“师傅,去复兴路。”
车子穿过半个城市,停在一栋老洋房楼下。朱锁锁付了钱,拎着箱子过去。
蒋南孙已经等在门口了,看见她,眼睛弯起来:“来啦?”
“嗯,走吧。”
客厅里,蒋鹏飞正扶着老太太站起来。老太太今天穿了件暗红色的外套,头发梳得整整齐齐。看见朱锁锁,老太太笑得合不拢嘴:“锁锁来啦,快进来。”

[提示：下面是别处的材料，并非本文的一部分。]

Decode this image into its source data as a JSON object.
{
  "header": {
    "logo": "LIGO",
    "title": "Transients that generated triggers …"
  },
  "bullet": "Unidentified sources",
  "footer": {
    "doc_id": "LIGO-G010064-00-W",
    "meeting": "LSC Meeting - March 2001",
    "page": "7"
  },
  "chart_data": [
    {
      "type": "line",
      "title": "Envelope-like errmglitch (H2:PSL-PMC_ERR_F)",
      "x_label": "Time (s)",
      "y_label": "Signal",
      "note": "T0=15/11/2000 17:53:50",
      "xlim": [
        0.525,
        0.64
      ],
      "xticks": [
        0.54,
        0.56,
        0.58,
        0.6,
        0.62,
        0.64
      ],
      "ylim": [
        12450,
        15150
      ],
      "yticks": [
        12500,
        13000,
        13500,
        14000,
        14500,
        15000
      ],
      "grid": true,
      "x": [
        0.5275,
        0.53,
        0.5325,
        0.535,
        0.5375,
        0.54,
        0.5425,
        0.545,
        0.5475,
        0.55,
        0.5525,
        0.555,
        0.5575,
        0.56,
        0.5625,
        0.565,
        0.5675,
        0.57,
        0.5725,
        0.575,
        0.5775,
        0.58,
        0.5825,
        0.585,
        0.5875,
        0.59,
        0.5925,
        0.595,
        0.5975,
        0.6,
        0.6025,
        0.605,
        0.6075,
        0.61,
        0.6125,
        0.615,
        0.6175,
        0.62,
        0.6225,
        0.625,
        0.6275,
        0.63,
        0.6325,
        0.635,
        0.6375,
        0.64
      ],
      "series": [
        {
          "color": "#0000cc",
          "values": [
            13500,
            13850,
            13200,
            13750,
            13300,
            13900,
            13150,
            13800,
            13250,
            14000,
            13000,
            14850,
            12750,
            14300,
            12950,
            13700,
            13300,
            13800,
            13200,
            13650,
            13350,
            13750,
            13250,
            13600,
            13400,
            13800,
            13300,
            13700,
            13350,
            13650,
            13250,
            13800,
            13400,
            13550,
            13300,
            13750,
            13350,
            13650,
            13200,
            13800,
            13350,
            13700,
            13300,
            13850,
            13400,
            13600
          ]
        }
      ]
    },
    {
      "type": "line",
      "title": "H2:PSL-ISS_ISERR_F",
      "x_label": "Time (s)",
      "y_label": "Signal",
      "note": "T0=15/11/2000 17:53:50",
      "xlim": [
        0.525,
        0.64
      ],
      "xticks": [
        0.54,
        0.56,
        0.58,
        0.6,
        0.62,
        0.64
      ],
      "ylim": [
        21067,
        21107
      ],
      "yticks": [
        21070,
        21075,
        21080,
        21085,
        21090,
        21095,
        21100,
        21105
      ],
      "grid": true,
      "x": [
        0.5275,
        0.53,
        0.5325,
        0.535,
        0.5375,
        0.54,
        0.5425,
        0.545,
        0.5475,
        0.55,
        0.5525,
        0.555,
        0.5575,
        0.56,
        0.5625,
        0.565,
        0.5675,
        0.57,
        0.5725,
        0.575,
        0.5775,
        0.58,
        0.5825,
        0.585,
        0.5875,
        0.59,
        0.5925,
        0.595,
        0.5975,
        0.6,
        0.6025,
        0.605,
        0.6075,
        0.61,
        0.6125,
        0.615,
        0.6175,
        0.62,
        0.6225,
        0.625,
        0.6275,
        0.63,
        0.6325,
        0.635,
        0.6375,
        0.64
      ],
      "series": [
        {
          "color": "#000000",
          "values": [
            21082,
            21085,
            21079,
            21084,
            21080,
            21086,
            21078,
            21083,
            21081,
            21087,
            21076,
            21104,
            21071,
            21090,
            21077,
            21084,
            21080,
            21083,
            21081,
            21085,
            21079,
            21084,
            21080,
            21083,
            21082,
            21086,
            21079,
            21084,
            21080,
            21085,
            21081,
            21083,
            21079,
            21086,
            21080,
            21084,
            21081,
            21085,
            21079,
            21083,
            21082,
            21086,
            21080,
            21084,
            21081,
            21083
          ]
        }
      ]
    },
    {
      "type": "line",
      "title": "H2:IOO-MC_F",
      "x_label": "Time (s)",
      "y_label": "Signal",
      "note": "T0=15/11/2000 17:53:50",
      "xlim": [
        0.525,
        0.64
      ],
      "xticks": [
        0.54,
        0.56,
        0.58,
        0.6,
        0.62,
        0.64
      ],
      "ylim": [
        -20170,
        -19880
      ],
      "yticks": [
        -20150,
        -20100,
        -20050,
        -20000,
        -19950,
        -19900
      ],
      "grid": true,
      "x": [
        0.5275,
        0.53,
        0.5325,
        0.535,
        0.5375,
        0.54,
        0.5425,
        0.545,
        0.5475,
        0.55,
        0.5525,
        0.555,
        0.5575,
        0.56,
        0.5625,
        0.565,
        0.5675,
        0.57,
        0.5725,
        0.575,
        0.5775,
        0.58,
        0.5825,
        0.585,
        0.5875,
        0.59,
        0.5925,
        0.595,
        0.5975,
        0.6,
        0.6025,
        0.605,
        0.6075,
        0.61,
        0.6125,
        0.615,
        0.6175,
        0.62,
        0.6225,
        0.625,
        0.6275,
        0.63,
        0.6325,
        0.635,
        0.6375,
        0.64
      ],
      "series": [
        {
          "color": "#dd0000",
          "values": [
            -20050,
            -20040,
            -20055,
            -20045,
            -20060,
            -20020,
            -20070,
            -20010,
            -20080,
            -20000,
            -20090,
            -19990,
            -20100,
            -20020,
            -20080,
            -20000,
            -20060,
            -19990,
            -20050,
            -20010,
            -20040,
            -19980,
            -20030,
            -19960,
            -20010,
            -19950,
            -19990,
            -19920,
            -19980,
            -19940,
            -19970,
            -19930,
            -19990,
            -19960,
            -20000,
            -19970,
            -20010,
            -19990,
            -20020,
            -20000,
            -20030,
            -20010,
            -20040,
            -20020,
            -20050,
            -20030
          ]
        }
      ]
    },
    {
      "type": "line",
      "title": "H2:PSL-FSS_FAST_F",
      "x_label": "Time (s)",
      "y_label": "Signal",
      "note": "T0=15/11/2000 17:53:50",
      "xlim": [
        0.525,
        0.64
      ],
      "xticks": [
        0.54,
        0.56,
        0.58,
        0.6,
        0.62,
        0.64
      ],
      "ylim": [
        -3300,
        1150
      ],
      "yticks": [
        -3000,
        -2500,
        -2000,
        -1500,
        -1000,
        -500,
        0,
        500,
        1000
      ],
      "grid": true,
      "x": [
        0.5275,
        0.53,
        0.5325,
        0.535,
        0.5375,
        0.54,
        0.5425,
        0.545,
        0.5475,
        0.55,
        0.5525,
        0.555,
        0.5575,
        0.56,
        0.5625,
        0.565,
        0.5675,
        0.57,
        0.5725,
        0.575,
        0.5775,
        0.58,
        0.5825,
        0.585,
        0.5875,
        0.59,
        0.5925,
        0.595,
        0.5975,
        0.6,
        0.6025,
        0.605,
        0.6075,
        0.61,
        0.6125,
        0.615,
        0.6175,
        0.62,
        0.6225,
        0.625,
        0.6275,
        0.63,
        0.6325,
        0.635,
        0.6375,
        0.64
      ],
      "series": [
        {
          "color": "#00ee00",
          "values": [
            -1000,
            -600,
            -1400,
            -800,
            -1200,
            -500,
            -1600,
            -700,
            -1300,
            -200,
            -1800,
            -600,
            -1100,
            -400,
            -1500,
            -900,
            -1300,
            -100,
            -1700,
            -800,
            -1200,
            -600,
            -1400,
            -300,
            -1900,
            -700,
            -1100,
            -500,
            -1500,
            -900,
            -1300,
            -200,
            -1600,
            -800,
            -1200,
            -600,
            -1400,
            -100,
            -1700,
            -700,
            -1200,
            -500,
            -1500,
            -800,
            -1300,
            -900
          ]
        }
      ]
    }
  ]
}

朱锁锁放下箱子,走过去扶住老太太:“奶奶,我来扶您。”
蒋鹏飞点点头:“都齐了,出发吧。”
旁边停着一辆黑色的商务车,司机站在门边,把行李一件件搬进后备箱。朱锁锁先扶着老太太坐进车里,自己才钻进去,挨着蒋南孙坐下。
车子平稳地驶向虹桥机场。
到了机场,车没停航站楼,而是直接开进了停机坪。远远的,朱锁锁就看见一架小型的公务机停在太阳底下,白色的机身被晒得发光。
她愣住了:“这是……”
“我爸安排的。”蒋南孙笑着说。
车停在舷梯旁。朱锁锁下了车,整个人站在原地,眼睛瞪得老大。舷梯旁边站着俩穿制服的工作人员,蒋南孙已经跑到舷梯边,朝她挥手:“锁锁!这边!”
朱锁锁拖着行李箱走过去,还是没回过神。
“走了走了,”蒋南孙拉着她,“发什么呆呢。”
老太太从机舱门口探出头来:“锁锁快上来。”
朱锁锁回过神,赶紧跑过去,扶着老太太:“奶奶您慢点儿,我扶着您。”
老太太笑得合不拢嘴:“好好好,还是锁锁贴心。”
朱锁锁机械地走上舷梯。
机舱里头的景象让她说不出话来。
不是那种一排排座位的飞机,是那种像客厅一样的——宽大的皮沙发,实木的小茶几,地上铺着地毯,茶几上摆着水果和香槟。
“坐这儿。”蒋南孙拍了拍身边的沙发。
朱锁锁一屁股坐下去,整个人陷进软软的皮沙发里。她偷偷按了按,真软。
空姐走过来,弯下腰:“您好,请问喝点什么?”
“给她来杯香槟。”蒋鹏飞的声音从对面传来。
朱锁锁抬起头,看见蒋鹏飞坐在对面沙发上,手里端着杯咖啡。
他今天穿了件浅灰色的休闲西装,里头是白T恤,比平时看着年轻些。